Teams haven’t budged on Chapman’s and Boras’ asking price, and it’s what has ultimately led to one of the most fascinating free-agent markets in recent history. Given the amount of time it has taken to get these deals done, one can only assume Chapman is going to get a deal fairly similar to Bellinger’s 3/80 contract with opt-outs.
As I mentioned earlier, the Blue Jays look to have their roster set for this season. GM Ross Atkins semi-confirmed this last week when he mentioned that making any more additions would provoke subtraction in another way. Atkins has said in previous seasons that he’s never not thinking about making the team better, and moves like this prove that you can’t sit in concrete with roster construction, so his statements last week should be taken with a grain of salt.

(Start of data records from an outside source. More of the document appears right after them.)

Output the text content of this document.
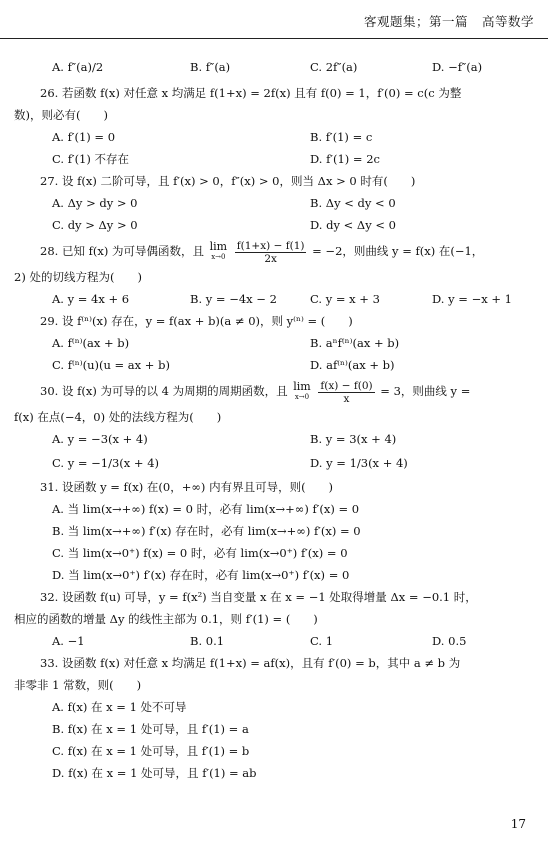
客观题集；第一篇 高等数学
A. f″(a)/2	B. f″(a)	C. 2f″(a)	D. −f″(a)
26. 若函数 f(x) 对任意 x 均满足 f(1+x) = 2f(x) 且有 f(0) = 1，f′(0) = c(c 为整
数)，则必有(　　)
A. f′(1) = 0	B. f′(1) = c
C. f′(1) 不存在	D. f′(1) = 2c
27. 设 f(x) 二阶可导，且 f′(x) > 0，f″(x) > 0，则当 Δx > 0 时有(　　)
A. Δy > dy > 0	B. Δy < dy < 0
C. dy > Δy > 0	D. dy < Δy < 0
28. 已知 f(x) 为可导偶函数，且 lim
x→0
$\frac{f(1+x) - f(1)}{2x} = -2$，则曲线 y = f(x) 在(−1，
2) 处的切线方程为(　　)
A. y = 4x + 6	B. y = −4x − 2	C. y = x + 3	D. y = −x + 1
29. 设 f⁽ⁿ⁾(x) 存在，y = f(ax + b)(a ≠ 0)，则 y⁽ⁿ⁾ = (　　)
A. f⁽ⁿ⁾(ax + b)	B. aⁿf⁽ⁿ⁾(ax + b)
C. f⁽ⁿ⁾(u)(u = ax + b)	D. af⁽ⁿ⁾(ax + b)
30. 设 f(x) 为可导的以 4 为周期的周期函数，且 lim
x→0
$\frac{f(x) - f(0)}{x} = 3$，则曲线 y =
f(x) 在点(−4，0) 处的法线方程为(　　)
A. y = −3(x + 4)	B. y = 3(x + 4)
C. y = −1/3(x + 4)	D. y = 1/3(x + 4)
31. 设函数 y = f(x) 在(0，+∞) 内有界且可导，则(　　)
A. 当 lim(x→+∞) f(x) = 0 时，必有 lim(x→+∞) f′(x) = 0
B. 当 lim(x→+∞) f′(x) 存在时，必有 lim(x→+∞) f′(x) = 0
C. 当 lim(x→0⁺) f(x) = 0 时，必有 lim(x→0⁺) f′(x) = 0
D. 当 lim(x→0⁺) f′(x) 存在时，必有 lim(x→0⁺) f′(x) = 0
32. 设函数 f(u) 可导，y = f(x²) 当自变量 x 在 x = −1 处取得增量 Δx = −0.1 时，
相应的函数的增量 Δy 的线性主部为 0.1，则 f′(1) = (　　)
A. −1	B. 0.1	C. 1	D. 0.5
33. 设函数 f(x) 对任意 x 均满足 f(1+x) = af(x)，且有 f′(0) = b，其中 a ≠ b 为
非零非 1 常数，则(　　)
A. f(x) 在 x = 1 处不可导
B. f(x) 在 x = 1 处可导，且 f′(1) = a
C. f(x) 在 x = 1 处可导，且 f′(1) = b
D. f(x) 在 x = 1 处可导，且 f′(1) = ab
17
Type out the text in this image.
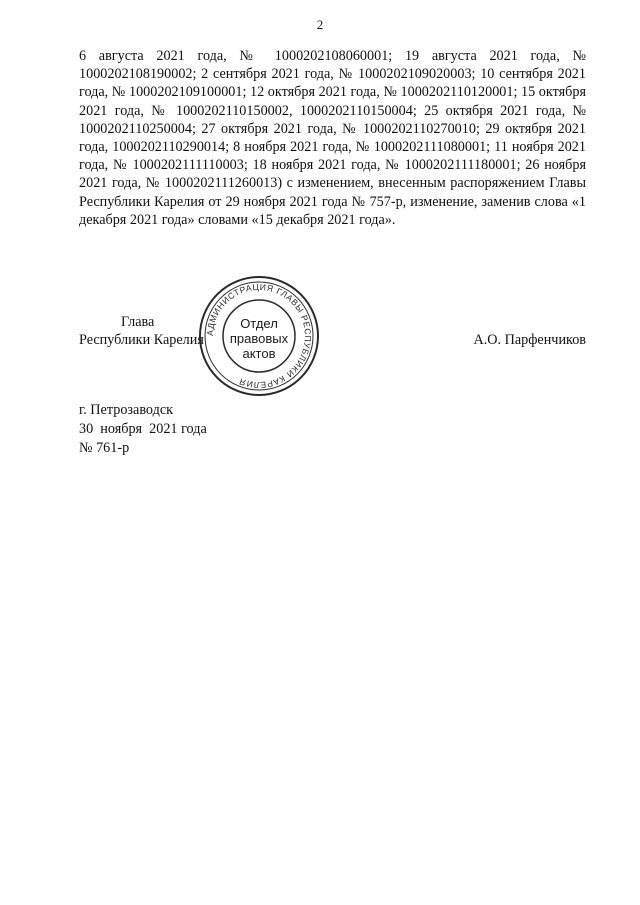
2
6 августа 2021 года, № 1000202108060001; 19 августа 2021 года, № 1000202108190002; 2 сентября 2021 года, № 1000202109020003; 10 сентября 2021 года, № 1000202109100001; 12 октября 2021 года, № 1000202110120001; 15 октября 2021 года, № 1000202110150002, 1000202110150004; 25 октября 2021 года, № 1000202110250004; 27 октября 2021 года, № 1000202110270010; 29 октября 2021 года, 1000202110290014; 8 ноября 2021 года, № 1000202111080001; 11 ноября 2021 года, № 1000202111110003; 18 ноября 2021 года, № 1000202111180001; 26 ноября 2021 года, № 1000202111260013) с изменением, внесенным распоряжением Главы Республики Карелия от 29 ноября 2021 года № 757-р, изменение, заменив слова «1 декабря 2021 года» словами «15 декабря 2021 года».
Глава
Республики Карелия	А.О. Парфенчиков
АДМИНИСТРАЦИЯ ГЛАВЫ РЕСПУБЛИКИ КАРЕЛИЯ
Отдел
правовых
актов
г. Петрозаводск
30  ноября  2021 года
№ 761-р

Chapman didn’t end 2023 on the highest note with the Blue Jays. After winning AL Player of the Month in April, he posted a .205/.298/.361 slash line from May 1st through the end of the season. He rejected a contract extension as well as the qualifying offer from the Jays, putting “third base” on Toronto’s offseason to-do list.
They signed UTIL Isiah Kiner-Falefa on December 29th to a two-year, $15 million deal, presuming that third base would be played by committee this year with him, Cavan Biggio, Santiago Espinal, and/or Davis Schneider. With that being said, it looked like the door was shut for good on bringing Chapman back.
Given this morning’s news, while bringing back Chapman with no context would be “meh”, the Jays now have a chance to get him at a discounted price and a shorter-termed deal, which, looked at in the correct context, could be extremely beneficial. Toronto has operated this offseason under the impression that Chapman will not be back, but now he is potentially handed back to you for a better deal, and IKF can enter a super-utility role, a role he is already expecting to play.
In my opinion, the Blue Jays are best suited offering Chapman a one-year deal around $20 million (essentially doubling down on a qualifying offer), or a two-year deal for the same AAV or less with an opt out after the first year. If Chapman raises his value and wants to opt out after 2024, good for him. Chapman will have produced, the Blue Jays get another year to develop the farm, or they can attack the trade market for a third baseman if the opportunity presents itself.
We know the value he provides with his glove, but in regard to his offence, Toronto isn’t obligated to bat Chapman at the top of the order. Besides, they had him at 8th in both ALWC games last year against the Twins and could do the same thing this year while getting top-tier defence at third base. Not to mention that Chapman is probably very motivated after not being offered what he thought he was worth in free agency. If Chapman is still hovering around .250 at the plate, that’s about what you signed up for, and you still have Gold Glove-level defence. If he exceeds expectations, the Blue Jays look like geniuses.
I won’t be upset if the Jays aren’t interested in Chapman. He doesn’t immediately turn the Blue Jays into a surefire World Series team, but he makes Toronto better than they are now if utilized properly. The Blue Jays haven’t necessarily splurged this offseason, and getting Chapman at a lower price keeps Toronto’s payroll in great shape. The Blue Jays run the risk of losing their draft pick compensation since Chapman turned down the qualifying offer. They would also almost certainly have to explore trading from their infielder surplus to fit him on the roster.
Chapman’s potential reward outweighs the risks you have in bringing him back. Toronto’s already leaning on player improvement for their 2024 success — why not apply the same ideology to an established player that they’re familiar with?